The former chair of the American Academy of Pediatrics (AAP) said seams on the inflatable gadgets, sold across the world, can be poorly sealed.
Speaking of the growing sales of the dangerous devices, he said: 'Neck floats for babies scare me to death, and I hope they scare parents.
'These are potential death traps... To have your precious baby one poorly sealed seam away from going under at the pool is frightening.'
Such gadgets, designed originally as medical aids for disabled children, are often used by parents to support their baby's neck while in the water.
But officials have long warned of the threat of swimming and flotation aids and have said they should not be confused with safety devices.
Risk of drowning increases if the gadgets, used to support a baby's neck in the water, are used incorrectly, or if they accidentally deflate.

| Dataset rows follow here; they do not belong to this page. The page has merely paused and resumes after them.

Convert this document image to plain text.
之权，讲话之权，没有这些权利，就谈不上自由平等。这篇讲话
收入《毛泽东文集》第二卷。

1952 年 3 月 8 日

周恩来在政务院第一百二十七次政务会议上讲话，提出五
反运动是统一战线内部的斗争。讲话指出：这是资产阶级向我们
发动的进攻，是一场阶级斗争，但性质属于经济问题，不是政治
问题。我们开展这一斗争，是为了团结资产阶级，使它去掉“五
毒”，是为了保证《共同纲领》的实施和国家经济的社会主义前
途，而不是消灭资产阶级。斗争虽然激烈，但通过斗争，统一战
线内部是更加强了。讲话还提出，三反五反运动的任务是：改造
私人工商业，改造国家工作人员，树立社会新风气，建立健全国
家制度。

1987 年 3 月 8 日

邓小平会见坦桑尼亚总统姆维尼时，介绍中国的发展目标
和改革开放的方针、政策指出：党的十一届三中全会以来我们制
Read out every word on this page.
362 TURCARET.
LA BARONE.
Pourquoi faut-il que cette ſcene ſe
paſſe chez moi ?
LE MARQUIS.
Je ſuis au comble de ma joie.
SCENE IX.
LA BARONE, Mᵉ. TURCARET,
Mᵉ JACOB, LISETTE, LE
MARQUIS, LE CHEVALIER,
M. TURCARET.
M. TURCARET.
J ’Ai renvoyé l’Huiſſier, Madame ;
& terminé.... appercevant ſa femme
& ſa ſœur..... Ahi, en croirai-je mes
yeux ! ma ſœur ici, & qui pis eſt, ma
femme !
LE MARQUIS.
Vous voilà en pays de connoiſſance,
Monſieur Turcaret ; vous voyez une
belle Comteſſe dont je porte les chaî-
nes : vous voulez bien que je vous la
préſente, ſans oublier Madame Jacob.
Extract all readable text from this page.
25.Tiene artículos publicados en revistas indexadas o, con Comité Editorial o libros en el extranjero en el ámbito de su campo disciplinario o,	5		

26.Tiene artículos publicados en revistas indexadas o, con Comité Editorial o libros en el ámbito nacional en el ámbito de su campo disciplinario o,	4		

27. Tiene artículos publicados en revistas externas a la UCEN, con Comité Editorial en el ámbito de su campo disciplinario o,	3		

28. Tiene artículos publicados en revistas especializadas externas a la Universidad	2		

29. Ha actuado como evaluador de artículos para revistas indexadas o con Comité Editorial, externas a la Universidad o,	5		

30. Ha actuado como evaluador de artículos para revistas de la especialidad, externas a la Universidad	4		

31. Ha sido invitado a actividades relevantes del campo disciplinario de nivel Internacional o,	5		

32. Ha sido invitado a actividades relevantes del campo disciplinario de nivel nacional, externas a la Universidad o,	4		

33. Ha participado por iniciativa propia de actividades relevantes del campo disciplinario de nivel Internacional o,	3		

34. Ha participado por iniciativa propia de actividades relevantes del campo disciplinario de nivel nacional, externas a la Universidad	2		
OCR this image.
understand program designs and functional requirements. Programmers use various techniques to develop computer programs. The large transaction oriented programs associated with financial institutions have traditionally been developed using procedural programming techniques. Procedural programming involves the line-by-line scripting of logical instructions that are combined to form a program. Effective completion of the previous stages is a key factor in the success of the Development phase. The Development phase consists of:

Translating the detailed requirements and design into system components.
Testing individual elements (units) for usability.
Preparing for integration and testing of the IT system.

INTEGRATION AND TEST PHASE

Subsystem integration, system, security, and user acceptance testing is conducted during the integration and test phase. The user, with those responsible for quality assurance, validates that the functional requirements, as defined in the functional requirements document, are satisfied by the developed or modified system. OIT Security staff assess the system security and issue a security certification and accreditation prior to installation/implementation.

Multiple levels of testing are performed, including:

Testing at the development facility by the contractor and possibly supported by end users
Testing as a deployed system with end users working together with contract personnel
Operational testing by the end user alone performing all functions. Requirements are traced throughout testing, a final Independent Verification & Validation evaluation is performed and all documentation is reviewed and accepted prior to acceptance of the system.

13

The AAP warns any air-filled swimming aids can pose the same risk, as any deflation takes away their buoyancy immediately.
Other experts have condemned neck floats as being unstable.
It is believed uneven surfaces in water, created when other people swim close by, can cause the baby to tip over.
Parents are often keen on using the devices as it allows them to stay poolside while their baby plays in the water.
The warning comes after two types of popular 'floats' were recalled in Australia by the Queensland Office of Fair Trading.
Two weeks ago it found two separate products sold on eBay increased the 'risk of drowning' if not used correctly, or if they deflated during use.
The Australian Competition & Consumer Commission states children who cannot swim may drown if their neck float fails or is not used correctly.